Alguns clientes pagam pela certificação de origem e abastecimento direto de
produtores selecionados; para a maioria, isso é um luxo.
No entanto, é
possível uma mudança, mesmo no mercado mais vasto. A imagem da cadeia McDonalds
foi manchada por revelações de baixa qualidade de processamento de carne no Fast Food Nation de Eric Schlosser, em
2003. Agora, abastece-se de toda a carne de vaca dos seus restaurantes
britânicos diretamente em 17 500 produtores de gado da Irlanda e do Reino
Unido, com contratos de longo prazo. Muitas outras empresas do ramo alimentar
estão a adotar medidas semelhantes.
Dados os riscos em
termos de reputação que os supermercados e cadeias de restaurantes enfrentam ao
deixar tais assuntos nas mãos do acaso – ou de fornecedores de carne anónima –,
parece tratar-se de um bom investimento.
OPINIÃO
A lasanha de cavalo
é igual aos créditos tóxicos
O que é que a crise
dos “subprimes” [créditos tóxicos do setor imobiliário] e o caso da carne de
cavalo têm em comum? São ambos uma consequência nefasta, mas lógica, da
globalização" e da falta de regulamentação a nível internacional. O jornal NRC
Handelsbladconstata que, nos dois setores, a autorregulação falhou e levou a
"excessos":
Dos 55 mil
regulamentos agrícolas da UE, 30 mil dizem respeito à segurança alimentar
[...], mas são difíceis de aplicar. Os políticos querem que agricultores,
fabricantes e distribuidores atuem por iniciativa própria, de modo a que tudo
respeite a lei, porque podem receber uma visita da inspeção a qualquer momento.

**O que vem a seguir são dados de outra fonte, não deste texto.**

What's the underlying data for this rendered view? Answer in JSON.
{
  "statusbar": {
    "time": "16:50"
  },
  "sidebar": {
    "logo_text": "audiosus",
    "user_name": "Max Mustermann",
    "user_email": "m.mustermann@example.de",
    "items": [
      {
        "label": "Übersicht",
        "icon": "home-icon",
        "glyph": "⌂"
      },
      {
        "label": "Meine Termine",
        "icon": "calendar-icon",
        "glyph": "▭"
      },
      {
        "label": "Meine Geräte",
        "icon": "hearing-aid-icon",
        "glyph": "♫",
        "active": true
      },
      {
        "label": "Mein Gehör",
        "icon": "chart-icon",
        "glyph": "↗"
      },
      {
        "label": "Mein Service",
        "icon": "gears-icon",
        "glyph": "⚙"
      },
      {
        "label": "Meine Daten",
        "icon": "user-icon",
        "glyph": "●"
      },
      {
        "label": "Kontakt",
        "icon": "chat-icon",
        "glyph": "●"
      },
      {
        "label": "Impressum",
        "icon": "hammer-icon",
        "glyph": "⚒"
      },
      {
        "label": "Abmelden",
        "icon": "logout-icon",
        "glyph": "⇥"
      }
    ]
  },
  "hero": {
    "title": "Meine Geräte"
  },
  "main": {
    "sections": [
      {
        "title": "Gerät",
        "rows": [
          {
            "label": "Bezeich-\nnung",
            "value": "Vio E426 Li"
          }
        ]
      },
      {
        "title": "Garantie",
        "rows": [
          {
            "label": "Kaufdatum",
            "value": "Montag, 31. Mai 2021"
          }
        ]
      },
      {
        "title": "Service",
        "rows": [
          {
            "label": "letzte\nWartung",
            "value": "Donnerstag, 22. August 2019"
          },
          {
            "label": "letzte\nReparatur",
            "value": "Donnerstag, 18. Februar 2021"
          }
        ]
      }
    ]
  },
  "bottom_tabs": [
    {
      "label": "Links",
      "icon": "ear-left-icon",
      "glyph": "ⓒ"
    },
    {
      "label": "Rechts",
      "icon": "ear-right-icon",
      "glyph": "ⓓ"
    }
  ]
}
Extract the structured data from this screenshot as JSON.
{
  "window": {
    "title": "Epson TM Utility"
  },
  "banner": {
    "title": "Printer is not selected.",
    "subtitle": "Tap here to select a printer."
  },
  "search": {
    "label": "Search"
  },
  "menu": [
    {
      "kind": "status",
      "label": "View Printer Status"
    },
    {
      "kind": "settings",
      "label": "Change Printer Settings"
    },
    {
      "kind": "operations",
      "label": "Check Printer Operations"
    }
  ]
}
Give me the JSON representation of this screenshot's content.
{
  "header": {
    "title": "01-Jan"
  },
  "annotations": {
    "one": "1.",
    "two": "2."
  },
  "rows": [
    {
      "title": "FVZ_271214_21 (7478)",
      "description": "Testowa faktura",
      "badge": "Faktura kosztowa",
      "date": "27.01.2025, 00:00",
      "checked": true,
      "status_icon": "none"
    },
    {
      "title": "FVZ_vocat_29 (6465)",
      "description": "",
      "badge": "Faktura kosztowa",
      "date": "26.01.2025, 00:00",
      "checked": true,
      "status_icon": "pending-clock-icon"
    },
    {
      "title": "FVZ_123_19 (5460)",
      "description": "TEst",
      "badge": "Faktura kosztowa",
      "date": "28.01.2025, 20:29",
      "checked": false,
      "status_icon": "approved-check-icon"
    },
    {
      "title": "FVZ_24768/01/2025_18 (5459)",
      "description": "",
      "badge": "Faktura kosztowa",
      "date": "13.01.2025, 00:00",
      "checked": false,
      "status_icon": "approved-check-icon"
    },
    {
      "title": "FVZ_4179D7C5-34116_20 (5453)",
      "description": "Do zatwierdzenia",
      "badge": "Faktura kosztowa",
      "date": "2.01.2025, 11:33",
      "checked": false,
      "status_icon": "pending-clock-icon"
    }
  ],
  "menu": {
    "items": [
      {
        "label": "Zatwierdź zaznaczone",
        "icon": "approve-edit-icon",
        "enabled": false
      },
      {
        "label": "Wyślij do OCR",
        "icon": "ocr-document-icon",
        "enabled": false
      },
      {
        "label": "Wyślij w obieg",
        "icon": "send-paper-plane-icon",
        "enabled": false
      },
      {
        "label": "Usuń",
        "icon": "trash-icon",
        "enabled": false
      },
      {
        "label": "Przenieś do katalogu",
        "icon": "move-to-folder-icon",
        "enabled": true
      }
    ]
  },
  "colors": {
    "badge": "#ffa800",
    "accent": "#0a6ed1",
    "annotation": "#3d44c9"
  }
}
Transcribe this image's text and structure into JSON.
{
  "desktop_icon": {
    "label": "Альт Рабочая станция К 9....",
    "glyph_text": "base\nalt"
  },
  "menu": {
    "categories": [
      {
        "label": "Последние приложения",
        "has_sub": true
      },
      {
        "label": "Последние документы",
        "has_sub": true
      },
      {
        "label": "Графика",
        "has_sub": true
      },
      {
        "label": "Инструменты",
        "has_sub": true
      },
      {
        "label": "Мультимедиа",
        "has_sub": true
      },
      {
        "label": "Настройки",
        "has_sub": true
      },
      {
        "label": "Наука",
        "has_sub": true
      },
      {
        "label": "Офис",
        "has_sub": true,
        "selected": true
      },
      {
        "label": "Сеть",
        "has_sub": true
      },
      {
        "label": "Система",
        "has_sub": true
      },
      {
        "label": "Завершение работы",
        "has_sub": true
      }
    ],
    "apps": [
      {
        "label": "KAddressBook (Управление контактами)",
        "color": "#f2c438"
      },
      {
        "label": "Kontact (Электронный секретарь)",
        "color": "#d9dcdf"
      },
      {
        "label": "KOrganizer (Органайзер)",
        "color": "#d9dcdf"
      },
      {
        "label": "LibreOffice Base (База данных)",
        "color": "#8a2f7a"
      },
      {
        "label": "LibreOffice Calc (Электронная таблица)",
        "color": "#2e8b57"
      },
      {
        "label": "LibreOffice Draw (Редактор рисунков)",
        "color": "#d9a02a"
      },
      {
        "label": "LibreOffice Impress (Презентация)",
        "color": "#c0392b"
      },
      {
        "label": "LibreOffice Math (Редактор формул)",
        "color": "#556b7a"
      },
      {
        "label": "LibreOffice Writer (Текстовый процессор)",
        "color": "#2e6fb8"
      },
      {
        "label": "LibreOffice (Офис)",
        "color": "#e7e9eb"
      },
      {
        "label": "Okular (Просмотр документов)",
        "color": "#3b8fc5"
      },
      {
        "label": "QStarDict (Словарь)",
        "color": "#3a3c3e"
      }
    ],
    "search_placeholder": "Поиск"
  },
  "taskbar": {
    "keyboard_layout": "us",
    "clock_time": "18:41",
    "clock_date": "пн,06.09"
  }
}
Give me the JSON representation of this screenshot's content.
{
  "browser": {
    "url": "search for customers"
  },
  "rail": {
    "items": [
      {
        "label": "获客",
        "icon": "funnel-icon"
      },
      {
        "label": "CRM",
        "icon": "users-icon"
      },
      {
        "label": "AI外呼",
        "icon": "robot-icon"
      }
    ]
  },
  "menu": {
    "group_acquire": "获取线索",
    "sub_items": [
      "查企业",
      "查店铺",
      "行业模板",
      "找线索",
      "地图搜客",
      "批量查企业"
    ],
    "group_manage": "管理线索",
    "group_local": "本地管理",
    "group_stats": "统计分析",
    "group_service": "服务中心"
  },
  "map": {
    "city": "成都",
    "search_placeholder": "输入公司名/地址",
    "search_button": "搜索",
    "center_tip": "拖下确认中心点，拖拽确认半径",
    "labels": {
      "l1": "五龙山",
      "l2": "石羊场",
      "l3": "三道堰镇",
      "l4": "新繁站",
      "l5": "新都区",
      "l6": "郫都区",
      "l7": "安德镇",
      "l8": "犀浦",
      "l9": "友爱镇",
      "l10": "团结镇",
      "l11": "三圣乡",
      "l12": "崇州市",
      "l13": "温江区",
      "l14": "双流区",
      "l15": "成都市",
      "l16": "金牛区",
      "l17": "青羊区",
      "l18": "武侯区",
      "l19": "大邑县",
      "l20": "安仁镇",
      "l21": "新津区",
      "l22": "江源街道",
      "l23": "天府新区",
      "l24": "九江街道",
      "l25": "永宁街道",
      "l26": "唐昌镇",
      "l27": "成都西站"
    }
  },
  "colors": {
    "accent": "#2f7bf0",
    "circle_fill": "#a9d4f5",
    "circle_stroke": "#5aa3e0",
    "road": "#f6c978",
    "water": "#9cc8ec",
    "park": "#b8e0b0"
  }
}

É, portanto, no seu próprio interesse. Esta autorregulação era também desejável
no setor bancário. Os políticos responsáveis pela desregulamentação e
internacionalização das finanças, em 1980 e 1990, também pretendiam que o setor
se autorregulasse. Quando se aperceberam que a situação levou a excessos, era tarde
de mais [...], o sistema não foi bem pensado, os riscos foram subestimados.